In the present case, California law requires that a prior conviction be proved beyond a reasonable doubt. See, People v. Towers, 150 Cal.App.4th 1273, 1277 (2007). However, the United States Supreme Court has not determined that the standards of Jackson v. Virginia and In re Winship concerning the standard of proof and the sufficiency of the evidence apply to the determination of whether or not a defendant has suffered a prior conviction that is used to enhance a sentence. See, Dretke v. Haley, 541 U.S. 386, 395 (2004) (noting that various lower federal courts had assumed that Jackson's standards for sufficiency of the evidence applied to recidivist enhancements but that the Supreme Court had not extended the protections of In re Winship, 397 U.S. 358, to proof of prior convictions used to support recidivist sentencing enhancements); Apprendi v. New Jersey, 530 U.S. 466, 490 (2000) (holding that the fact of a prior conviction is excepted from the general rule that any fact that increases the penalty for a crime beyond the prescribed statutory maximum must be submitted to a jury and proved beyond a reasonable doubt); Almendarez-Torres v. United States, 523 U.S. 224 (1998) (holding that treating recidivism solely as a sentencing factor did not offend due process, and expressly confirming that In re Winship did not govern because it applied only to the elements of a crime); McMillan v. Pennsylvania, 477 U.S. 79, 84-91 (1986) (holding that the Due Process Clause does not guarantee a criminal defendant the right to a finding beyond a reasonable doubt of facts that are not elements of the crime and are relevant only for purposes of sentencing).
This being the case, it is concluded that Petitioner has not shown that the denial of his claim was contrary to, or an unreasonable application of, clearly established federal law within the meaning of 28 U.S.C. § 2254(d)(1). See, Carey v. Musladin, 549 U.S. 70, 77 (2006).
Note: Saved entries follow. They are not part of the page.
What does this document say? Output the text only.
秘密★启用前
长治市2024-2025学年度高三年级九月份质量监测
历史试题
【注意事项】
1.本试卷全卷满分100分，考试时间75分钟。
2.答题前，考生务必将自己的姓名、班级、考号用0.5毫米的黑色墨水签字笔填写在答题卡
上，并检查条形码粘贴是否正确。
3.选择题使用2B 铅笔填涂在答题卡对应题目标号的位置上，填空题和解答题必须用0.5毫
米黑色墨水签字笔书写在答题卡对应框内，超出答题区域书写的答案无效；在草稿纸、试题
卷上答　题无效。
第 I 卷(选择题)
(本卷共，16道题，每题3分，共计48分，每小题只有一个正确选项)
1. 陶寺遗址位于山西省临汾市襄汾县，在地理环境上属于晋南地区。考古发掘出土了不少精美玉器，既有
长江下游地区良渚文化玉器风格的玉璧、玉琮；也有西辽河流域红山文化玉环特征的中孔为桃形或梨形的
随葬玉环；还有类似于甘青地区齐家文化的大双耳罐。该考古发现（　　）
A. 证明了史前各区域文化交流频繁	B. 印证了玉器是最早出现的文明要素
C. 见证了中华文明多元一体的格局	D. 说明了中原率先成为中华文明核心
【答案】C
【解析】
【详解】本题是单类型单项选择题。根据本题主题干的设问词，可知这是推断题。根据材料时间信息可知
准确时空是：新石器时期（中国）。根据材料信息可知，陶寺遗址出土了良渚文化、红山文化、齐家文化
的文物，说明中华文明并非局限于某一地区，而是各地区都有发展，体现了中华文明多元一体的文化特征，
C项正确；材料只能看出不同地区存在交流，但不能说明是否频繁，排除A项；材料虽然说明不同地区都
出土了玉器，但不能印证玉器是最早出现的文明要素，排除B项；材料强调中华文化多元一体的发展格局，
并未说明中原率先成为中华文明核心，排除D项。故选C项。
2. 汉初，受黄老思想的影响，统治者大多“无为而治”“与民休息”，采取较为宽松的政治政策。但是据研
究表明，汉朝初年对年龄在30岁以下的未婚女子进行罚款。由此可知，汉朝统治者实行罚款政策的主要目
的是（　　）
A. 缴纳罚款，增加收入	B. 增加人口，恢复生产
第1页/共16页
However, the Court notes that without expressly considering the applicability of Jackson v. Virginia, the Court of Appeals for the Ninth Circuit has used the Jackson v. Virginia standard to analyze the sufficiency of the evidence to support the trier of fact's findings of gang enhancements used to increase a sentence pursuant to Cal. Pen. Code § 186.22(b)(1). See, e.g., Emery v. Clark, 643 F.3d 1210, 1213-16 (9th Cir. 2011). To the extent that this might be interpreted as an implicit determination that Jackson is applicable under Supreme Court precedent, the Court concludes that under the standard of Jackson v. Virginia, Petitioner has not shown that the state court decision on the insufficiency of the evidence was contrary to, or an unreasonable application of, clearly established federal law.
The DCA's decision concerning the issue was based on state law and was as follows:
V. Proof that Prior Assault Conviction Qualified as a Serious Felony
Finally, defendant contends there is insufficient evidence to show that his prior conviction of violating section 245, subdivision (a)(1) qualified as a serious felony within the meaning of section 1192.7, subdivision (c). We disagree.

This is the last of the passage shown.